Anyone running a seasonal business knows the story: one day, there is a pile of cash in the bank, then it appears to disappear overnight. Here are five tips to help you manage your cash flow if you ever find yourself in this situation.
1. Get better at managing your receivables
If you offer credit to your customers, what are your terms of trade? It’s a question I often ask ,and the response from the business owner is typically seven days or 14 days. And yet, when I do a simple calculation to understand days in receivables, more often than that the result is much higher than that.
To calculate your days in receivables, pull out your latest full year financial statements. Turn to the balance sheet, and note down the figure shown for accounts receivable or trade debtors. Let’s assume that number is $127,000. We will label it A.
Next, look at your total sales in your profit and loss account. We’ll assume that number is $500,000 and we’ll label that B.
The calculation for days in receivables is now A/B multiplied by 365. So in this case, 127,000/500000 x 365, which equals just short of 93 days. What that means is despite your stated terms of trade of 14 days, it is actually taking your customers three months on average to pay your invoices! This is not uncommon. Do your own calculation, and if the number is too high, give someone on your team the task of rigorously following up your customers to secure payment more quickly. In the case of this fictional business, every day by which you reduce the days in receivable will free up close to $1,400 in cash. So, even if you get it down to 50 days — still not even close to your terms of trade — you will find your bank balance is boosted by approximately $60,000 relatively to where it would have been had you left the number at 93 days.
2. Set money aside to pay taxes
In most jurisdictions, and certainly in Australia and New Zealand where most of the readers of this blog reside, goods and services taxes can cause problems for small business owners because of the way they operate. Essentially, when you make a sale (and assuming you are registered for GST) you collect the tax on top of your sales price and hold that for a period of time before remitting it to the tax office on your GST return.
Let me use Australia as an example. Let’s say you make a sale of $5,500 (including GST) on 1 July. The GST component will be $500, based on the current rate of GST of 10 percent. You then need to send that to the tax office along with all other GST amounts collected, less any GST you have paid on your purchases — but not until 28 October. This is good on one hand — you get to keep the cash in your bank account for up to four months, depending how quickly the invoice was paid — but can cause real problems for business owners who are not conscious of their future tax obligations and can be particularly tricky in seasonal businesses. Oftentimes the collected GST component is spent, and then when it comes time to file the GST return, there is not enough money in the account.

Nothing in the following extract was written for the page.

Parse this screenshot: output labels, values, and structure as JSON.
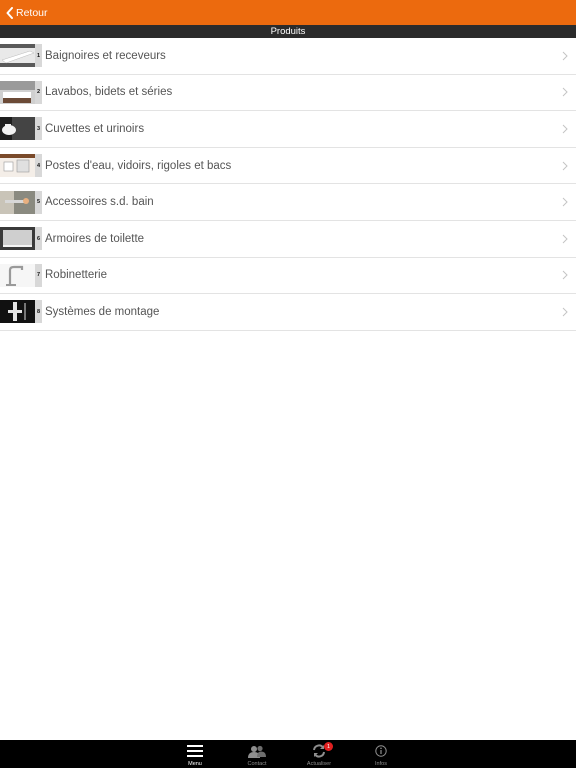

If you find yourself consistently short at tax time, consider opening a separate savings account. At the end of each week, deposit 10 percent of all sales invoiced that week. (You should work with your accountant to determine a more accurate number, but 10 percent will often be enough because of the offset of GST on purchases. If you operate in a country where the GST is higher, then increase the number accordingly.) That account should be a no-go area until you use it to pay the GST to the tax office when due.
3. Consider refinancing your debts
Many businesses carry credit card debt, which is extremely expensive. They may also have a couple of different business loans on their books. If you find you are being hit with significant loan repayments and hefty interest charges, talk with your accountant or financial planner about refinancing. Depending on your circumstances, you may be able to consolidate your debt into one business loan and possibly secure a more favourable rate of interest to boot. This could help reduce your outgoings, which is of utmost importance when you are faced with seasonal variances in your business.
4. Plan for demands on the business’s cash flow that do not appear on the profit and loss account
Many business owners find there is a profit on the profit and loss account but no cash in their bank account. It is important to understand why that is happening (your accountant can help) but also to plan for non-P&L account cash demands in the upcoming period. For example, none of the following cash demands would appear on the profit and loss account for your business:
You need to buy a new machine and because you have just had a great month, you write out a cheque for $50,000. Who needs finance when cash flow is so great?
The term on your car loan is up and you send the balloon payment of $11,500 to the financier.
You are about to celebrate your 10th wedding anniversary so you pull $20,000 out of the business as drawings to pay for a round the world cruise.
You are developing software in your business and you’ve been advised by your accountant to capitalise it (meaning it appears on the balance sheet rather than the profit and loss account, and is depreciated over a period of time.) You spend $40,000 on development in the period.
If you are not aware of this, you will find that your cash balance will increase by approximately $120,000 LESS than your profit — maybe more if compounded by other issues such as customers paying you more slowly than they did last year. This can cause real strain on a business’s cash flow if it is not planned for in advance.
5. Prepare a detailed cash flow forecast and budget
Again, your accountant can help you here. If your business is seasonal and prone to cash shortfalls, talk with your accountant about a three-way cash forecast and budget. What this means is that you forecast out month by month, line by line, your profit and loss account, cash flow forecast and balance sheet to make sure everything is accounted for. Then, really importantly, monitor this monthly against actual results. That way, if something does go awry, you can take action before it’s too late.